Clubs affiliated with Capital Football in the Australian Capital Territory (ACT) – and surrounding areas of New South Wales – competed in 2014 for the Capital Football Federation Cup. Teams from the same Club playing in multiple divisions were allowed to compete. This knockout competition was won by Tuggeranong United, their 4th  title.

Winning the 2013 Federation Cup also entitled Tuggeranong United to become the ACT's sole qualifier for the 2014 FFA Cup, entering at the  Round of 32.  The original intention from Capital Football was that the Federation Cup would be the qualifying tournament to determine the ACT qualifier, but match scheduling issues meant the 2014 winner would not be decided until after the qualifier needed to be named. To overcome this Capital Football announced that the 2014 winner of the ACT's pre-season competition was to be the ACT's qualifier in 2014 , but Tuggeranong United successfully appealed to qualify them as the ACT's FFA Cup entrant for 2014.

Schedule

First round
22 teams from various divisions of the ACT State Leagues, as well as 4 Masters teams, entered into the competition at this stage. Matches in this round were played on 6 April.
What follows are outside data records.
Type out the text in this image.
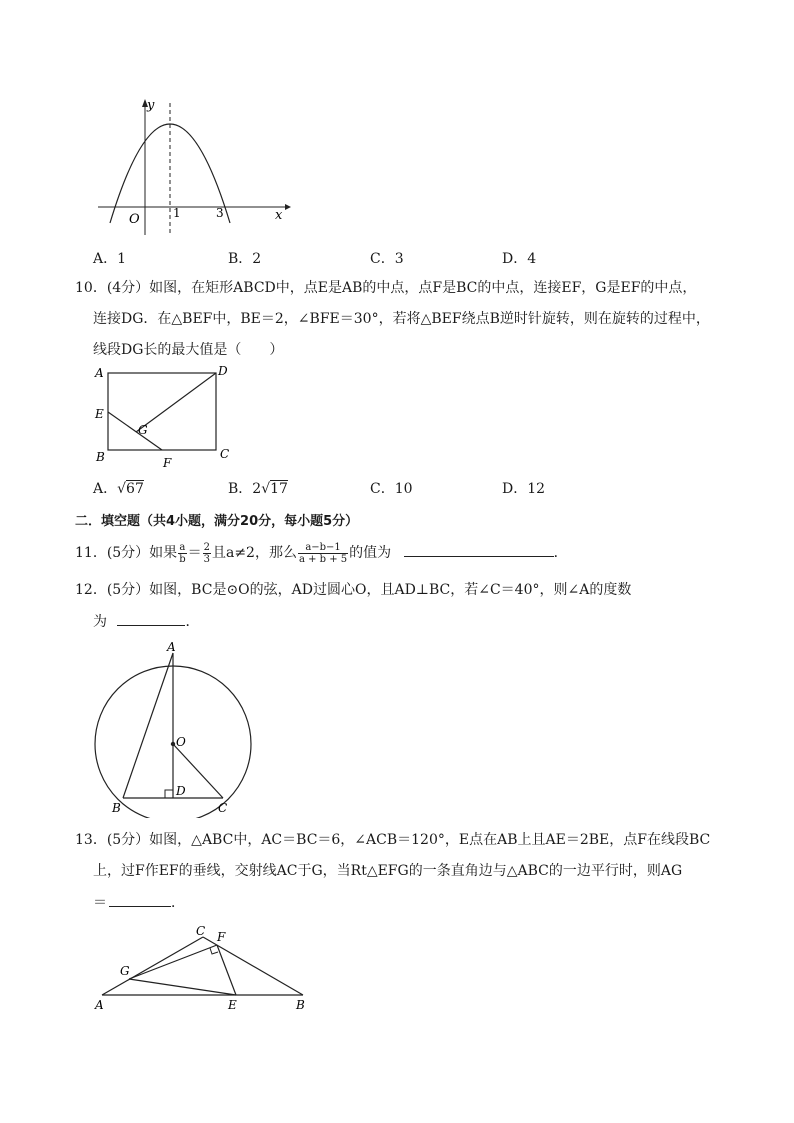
y
O	1	3	x
A．1	B．2	C．3	D．4
10．(4分）如图，在矩形ABCD中，点E是AB的中点，点F是BC的中点，连接EF，G是EF的中点，
连接DG．在△BEF中，BE＝2，∠BFE＝30°，若将△BEF绕点B逆时针旋转，则在旋转的过程中，
线段DG长的最大值是（　　）
A	D
E
G
B	F
C
A．√67	B．2√17	C．10	D．12
二．填空题（共4小题，满分20分，每小题5分）
11．(5分）如果 $\frac{a}{b} = \frac{2}{3}$ 且a≠2，那么 $\frac{a-b-1}{a + b + 5}$ 的值为	．
12．(5分）如图，BC是⊙O的弦，AD过圆心O，且AD⊥BC，若∠C＝40°，则∠A的度数
为	．
A
O
D
B	C
13．(5分）如图，△ABC中，AC＝BC＝6，∠ACB＝120°，E点在AB上且AE＝2BE，点F在线段BC
上，过F作EF的垂线，交射线AC于G，当Rt△EFG的一条直角边与△ABC的一边平行时，则AG
＝	．
C F
G
A	E	B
 Byes:–UC Pumas (3), Weston Creek (3), ANU FC (SL2) (4), Narrabundah (8), Gungahlin Juventus (5), and Gungahlin United Masters 2 (-).

Second round
Matches in this round were played on 13 April.

Third round
8 Clubs from the ACT National Premier League (Tier 2) entered into the competition at this stage. Matches in this round were played between 2–23 May.

Quarter-finals
All matches in this round were completed by 3 July.

Semi-finals
Matches in this round were played between 25 July and 1 August.

Final
The winner also qualified for the 2014 FFA Cup Round of 32.